My body is just as screwed up as my brain. I had my first surgery when I was 16 years old; it was a cardiac ablation. My heart rate would randomly jump from normal up to 200 or more, and I would pass out. A year later, I had a tonsillectomy. In 2009, I had surgery on both of my knees. A year after that, I had a tubal ligation, which I will explain. I had a total hysterectomy in 2014.
The tonsillectomy is pretty much self-explanatory. I chose to have my tubes tied in 2009 when I was living in Connecticut. This was after my total breakdown. My psychiatrist had to write a letter explaining that I knew what I was doing and was making a sound decision. I decided that I have a hard enough time managing my life. I’ve had ups and downs; no matter how hard I try, I can’t always take care of myself. I’ve seen many people struggle with being a parent; it weighed on them so heavily. I didn’t want that to happen to me or my child. I decided it was better for me not to have a child. For me, this was the right decision, but it has been really hard. It’s been extremely difficult for me to not be able to have children. I often cry uncontrollably because of that fact. A year later, I ended up having to have a total hysterectomy because of severe endometriosis.
I pretend to be okay with the fact that I can’t have kids of my own. I’m a 31 year old grandma, who has never been a mother. Of course I wish I could have kids, but if I had to do it all over again, I would still make the same choice. I made the decision because it was the right thing to do for me, not because it was easy.
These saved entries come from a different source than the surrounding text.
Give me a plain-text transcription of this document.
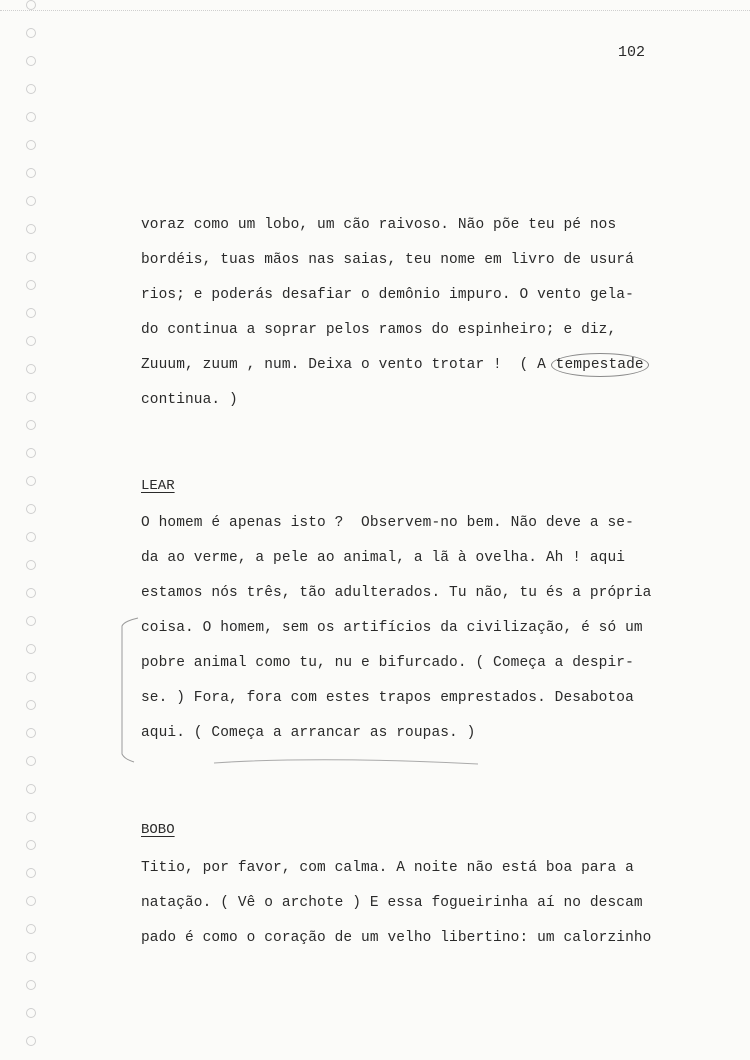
102
voraz como um lobo, um cão raivoso. Não põe teu pé nos
bordéis, tuas mãos nas saias, teu nome em livro de usurá
rios; e poderás desafiar o demônio impuro. O vento gela-
do continua a soprar pelos ramos do espinheiro; e diz,
Zuuum, zuum , num. Deixa o vento trotar !  ( A tempestade
continua. )
LEAR
O homem é apenas isto ?  Observem-no bem. Não deve a se-
da ao verme, a pele ao animal, a lã à ovelha. Ah ! aqui
estamos nós três, tão adulterados. Tu não, tu és a própria
coisa. O homem, sem os artifícios da civilização, é só um
pobre animal como tu, nu e bifurcado. ( Começa a despir-
se. ) Fora, fora com estes trapos emprestados. Desabotoa
aqui. ( Começa a arrancar as roupas. )
BOBO
Titio, por favor, com calma. A noite não está boa para a
natação. ( Vê o archote ) E essa fogueirinha aí no descam
pado é como o coração de um velho libertino: um calorzinho
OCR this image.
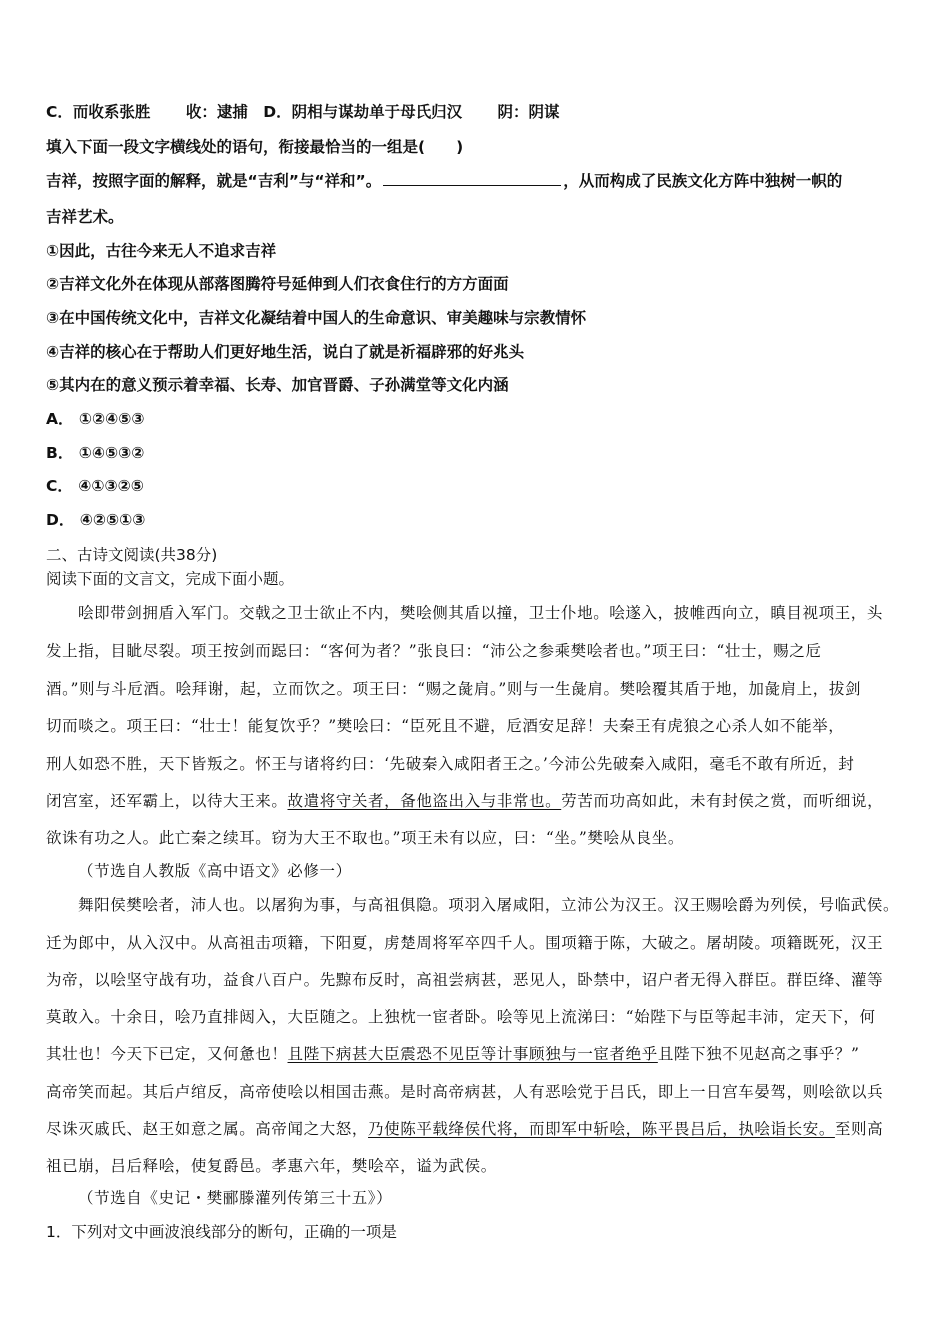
C．而收系张胜 收：逮捕 D．阴相与谋劫单于母氏归汉 阴：阴谋
填入下面一段文字横线处的语句，衔接最恰当的一组是(　　)
吉祥，按照字面的解释，就是“吉利”与“祥和”。	，从而构成了民族文化方阵中独树一帜的
吉祥艺术。
①因此，古往今来无人不追求吉祥
②吉祥文化外在体现从部落图腾符号延伸到人们衣食住行的方方面面
③在中国传统文化中，吉祥文化凝结着中国人的生命意识、审美趣味与宗教情怀
④吉祥的核心在于帮助人们更好地生活，说白了就是祈福辟邪的好兆头
⑤其内在的意义预示着幸福、长寿、加官晋爵、子孙满堂等文化内涵
A． ①②④⑤③
B． ①④⑤③②
C． ④①③②⑤
D． ④②⑤①③
二、古诗文阅读(共38分)
阅读下面的文言文，完成下面小题。
哙即带剑拥盾入军门。交戟之卫士欲止不内，樊哙侧其盾以撞，卫士仆地。哙遂入，披帷西向立，瞋目视项王，头
发上指，目眦尽裂。项王按剑而跽曰：“客何为者？”张良曰：“沛公之参乘樊哙者也。”项王曰：“壮士，赐之卮
酒。”则与斗卮酒。哙拜谢，起，立而饮之。项王曰：“赐之彘肩。”则与一生彘肩。樊哙覆其盾于地，加彘肩上，拔剑
切而啖之。项王曰：“壮士！能复饮乎？”樊哙曰：“臣死且不避，卮酒安足辞！夫秦王有虎狼之心杀人如不能举，
刑人如恐不胜，天下皆叛之。怀王与诸将约曰：‘先破秦入咸阳者王之。’今沛公先破秦入咸阳，毫毛不敢有所近，封
闭宫室，还军霸上，以待大王来。故遣将守关者，备他盗出入与非常也。劳苦而功高如此，未有封侯之赏，而听细说，
欲诛有功之人。此亡秦之续耳。窃为大王不取也。”项王未有以应，曰：“坐。”樊哙从良坐。
（节选自人教版《高中语文》必修一）
舞阳侯樊哙者，沛人也。以屠狗为事，与高祖俱隐。项羽入屠咸阳，立沛公为汉王。汉王赐哙爵为列侯，号临武侯。
迁为郎中，从入汉中。从高祖击项籍，下阳夏，虏楚周将军卒四千人。围项籍于陈，大破之。屠胡陵。项籍既死，汉王
为帝，以哙坚守战有功，益食八百户。先黥布反时，高祖尝病甚，恶见人，卧禁中，诏户者无得入群臣。群臣绛、灌等
莫敢入。十余日，哙乃直排闼入，大臣随之。上独枕一宦者卧。哙等见上流涕曰：“始陛下与臣等起丰沛，定天下，何
其壮也！今天下已定，又何惫也！且陛下病甚大臣震恐不见臣等计事顾独与一宦者绝乎且陛下独不见赵高之事乎？”
高帝笑而起。其后卢绾反，高帝使哙以相国击燕。是时高帝病甚，人有恶哙党于吕氏，即上一日宫车晏驾，则哙欲以兵
尽诛灭戚氏、赵王如意之属。高帝闻之大怒，乃使陈平载绛侯代将，而即军中斩哙，陈平畏吕后，执哙诣长安。至则高
祖已崩，吕后释哙，使复爵邑。孝惠六年，樊哙卒，谥为武侯。
（节选自《史记・樊郦滕灌列传第三十五》）
1．下列对文中画波浪线部分的断句，正确的一项是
Right now, the most difficult problem I deal with physically is the interstitial cystitis. I currently get treatments every week; sometimes I can stretch it out to as much as every 3 weeks. The treatment involves getting catheterized so the doctor can put medicine directly into my bladder. This problem has been getting worse over time. I also have chronic bronchitis and pneumonia among other conditions, but luckily that’s not acting up as well.
I know that I’m luckier than many people, but I’m also worse off than a lot of others. Why do I have to have both physical and mental health problems? Why are all my problems chronic? Living with and managing physical pain as well as mental health is exhausting.